3. Good metrics are ACCURATE
This is a very obvious point, but with measuring things you never know. The rule of thumb in benchmarking is if you see a benchmark you haven’t seen before, it is probably flawed.
A good example of an incorrect metric would be something that answers the incorrect question. Obviously if your metric works as the famous XKCD random, it wouldn’t be useful.
But let’s look just a bit further. Imagine you have a system serving web requests, like 80% of us do, and you want to see how long your clients wait for a response. What would you pick: average latency or maximum latency obtained in the experiment?
The correct answer is neither! Both of them hide lots of details about the actual application behavior and won’t necessarily be connected to the mental model of serving requests you have.
4. Good metrics are INDEPENDENT
The independence of metrics is not usually a very big concern, but it also is a good practice. If you collect two metric numbers and one is influenced by the other, then someone, probably involuntarily, will start gaming your heuristic.
Take for example the infamous body mass index (BMI), it’s the value used to determine if an individual has “normal” weight or is overweight. It depends on the height of the person in question and their weight. One way to influence it is, obviously, to change the weight. But if you could change your height at will as well, you’d be able to game the resulting number without any actual changes to the body weight.
Can we make it even better?
Any metric that you’re going to introduce into your system and base your decision on should be correct, repeatable and linear. However there’s a number of other properties that I like to list. If you want your metric to influence the decisions way better than randomly, it should be:
- Specific – a metric should preferably describe one and only one part of the system. Being all over the place means that there will be more moving parts and the result might depend on other conditions that you didn’t foresee.
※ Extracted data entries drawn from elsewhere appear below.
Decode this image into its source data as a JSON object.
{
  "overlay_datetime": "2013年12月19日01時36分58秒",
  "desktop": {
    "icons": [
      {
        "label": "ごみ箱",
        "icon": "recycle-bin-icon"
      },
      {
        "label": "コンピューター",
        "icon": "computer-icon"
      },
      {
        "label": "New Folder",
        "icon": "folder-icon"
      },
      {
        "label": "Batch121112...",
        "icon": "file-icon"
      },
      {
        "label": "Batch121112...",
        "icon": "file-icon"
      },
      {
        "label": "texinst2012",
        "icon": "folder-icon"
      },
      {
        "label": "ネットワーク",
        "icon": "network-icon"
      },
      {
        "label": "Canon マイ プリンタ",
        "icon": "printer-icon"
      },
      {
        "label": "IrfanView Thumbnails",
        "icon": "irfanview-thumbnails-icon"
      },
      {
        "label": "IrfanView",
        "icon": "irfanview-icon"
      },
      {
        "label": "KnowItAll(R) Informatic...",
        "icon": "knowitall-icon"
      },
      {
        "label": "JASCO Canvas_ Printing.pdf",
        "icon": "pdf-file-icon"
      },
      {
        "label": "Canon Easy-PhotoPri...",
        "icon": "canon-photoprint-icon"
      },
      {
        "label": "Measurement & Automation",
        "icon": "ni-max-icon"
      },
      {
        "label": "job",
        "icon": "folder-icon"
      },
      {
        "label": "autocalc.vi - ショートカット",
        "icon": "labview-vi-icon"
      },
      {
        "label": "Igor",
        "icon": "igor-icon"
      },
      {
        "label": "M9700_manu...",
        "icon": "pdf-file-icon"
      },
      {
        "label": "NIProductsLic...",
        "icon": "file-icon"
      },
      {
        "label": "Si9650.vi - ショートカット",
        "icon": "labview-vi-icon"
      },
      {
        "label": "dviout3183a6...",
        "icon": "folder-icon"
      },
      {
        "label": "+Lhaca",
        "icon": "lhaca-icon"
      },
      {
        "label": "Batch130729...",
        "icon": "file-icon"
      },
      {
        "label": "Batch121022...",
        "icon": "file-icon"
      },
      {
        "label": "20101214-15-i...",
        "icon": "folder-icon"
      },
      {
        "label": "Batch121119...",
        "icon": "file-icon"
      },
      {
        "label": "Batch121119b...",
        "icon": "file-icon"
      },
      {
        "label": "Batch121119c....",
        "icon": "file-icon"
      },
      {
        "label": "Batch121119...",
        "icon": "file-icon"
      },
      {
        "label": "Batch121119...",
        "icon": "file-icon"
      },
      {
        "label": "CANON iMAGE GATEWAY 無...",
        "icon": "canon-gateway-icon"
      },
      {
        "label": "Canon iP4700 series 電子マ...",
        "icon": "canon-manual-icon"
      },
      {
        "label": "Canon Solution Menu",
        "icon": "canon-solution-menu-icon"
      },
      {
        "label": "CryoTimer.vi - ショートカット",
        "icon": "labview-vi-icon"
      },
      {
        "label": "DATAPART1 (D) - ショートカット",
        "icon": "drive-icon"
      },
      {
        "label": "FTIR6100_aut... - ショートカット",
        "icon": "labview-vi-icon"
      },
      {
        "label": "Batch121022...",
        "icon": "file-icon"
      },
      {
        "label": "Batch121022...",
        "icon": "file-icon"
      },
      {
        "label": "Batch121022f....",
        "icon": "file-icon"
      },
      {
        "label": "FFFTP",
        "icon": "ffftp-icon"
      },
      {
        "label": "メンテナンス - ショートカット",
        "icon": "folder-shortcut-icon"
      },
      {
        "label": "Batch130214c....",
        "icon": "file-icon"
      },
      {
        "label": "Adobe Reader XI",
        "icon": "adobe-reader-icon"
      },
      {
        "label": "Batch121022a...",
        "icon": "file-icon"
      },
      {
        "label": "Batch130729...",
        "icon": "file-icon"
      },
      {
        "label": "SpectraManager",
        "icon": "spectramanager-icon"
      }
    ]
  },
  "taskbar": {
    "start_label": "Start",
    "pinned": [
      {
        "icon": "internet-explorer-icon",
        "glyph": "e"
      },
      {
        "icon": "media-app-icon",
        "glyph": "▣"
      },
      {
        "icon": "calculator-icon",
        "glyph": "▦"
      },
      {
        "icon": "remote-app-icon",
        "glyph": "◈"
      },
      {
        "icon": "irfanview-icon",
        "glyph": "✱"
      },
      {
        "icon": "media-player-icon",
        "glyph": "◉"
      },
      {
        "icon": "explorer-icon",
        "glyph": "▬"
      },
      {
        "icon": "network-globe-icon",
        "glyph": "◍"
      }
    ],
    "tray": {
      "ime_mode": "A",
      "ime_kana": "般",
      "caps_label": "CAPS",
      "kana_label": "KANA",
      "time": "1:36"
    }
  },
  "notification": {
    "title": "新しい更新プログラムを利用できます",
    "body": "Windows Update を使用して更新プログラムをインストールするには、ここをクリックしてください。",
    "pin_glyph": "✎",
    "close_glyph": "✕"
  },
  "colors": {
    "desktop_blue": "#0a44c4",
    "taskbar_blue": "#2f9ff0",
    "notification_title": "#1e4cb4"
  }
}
- Actionable – a metric must represent a call to action. If a certain metric’s result is unacceptable, there should be a clear way to figure out what should be changed or when the optimisations should stop. Otherwise you’ll fall victim to the premature optimisation problem.
- Realistic – the metric should outline your actual problems. For example, it doesn’t make much sense to do CPU profiling on a much more powerful machine than the one used in your production environment. The numbers won’t have the full meaning and while you’ll be able to see trends, the actual outcome might differ later.
- Timely – having the metric results one year later doesn’t have the same value as seeing them immediately. Remember, you won’t be able to influence the change faster than you can spot the trends of how numbers are changing. So, a one-year delay means that any action you take to improve the situation will have the visible impact only much, much later.
These are softer values of a good metric, but given how incredibly fast software engineering is moving, we should always keep them in mind when devising any monitoring solution or try to use numbers to justify an action.
In this post, we looked at how some data is good enough to be called a metric and visited a few examples in which we wouldn’t dare to call the data a metric. The term “big data” doesn’t necessarily mean big or useful information. Our world is being consumed by software and it runs on numbers. And almost any of them can be used as a heuristic to show when things are running smoothly.
The 4 main principles of a good metric–linear, repeatable, accurate, independent–are well-defined properties that we want our metrics to have so that we can build abstractions atop of them and create a better future. Hopefully we can start doing just that as soon as possible!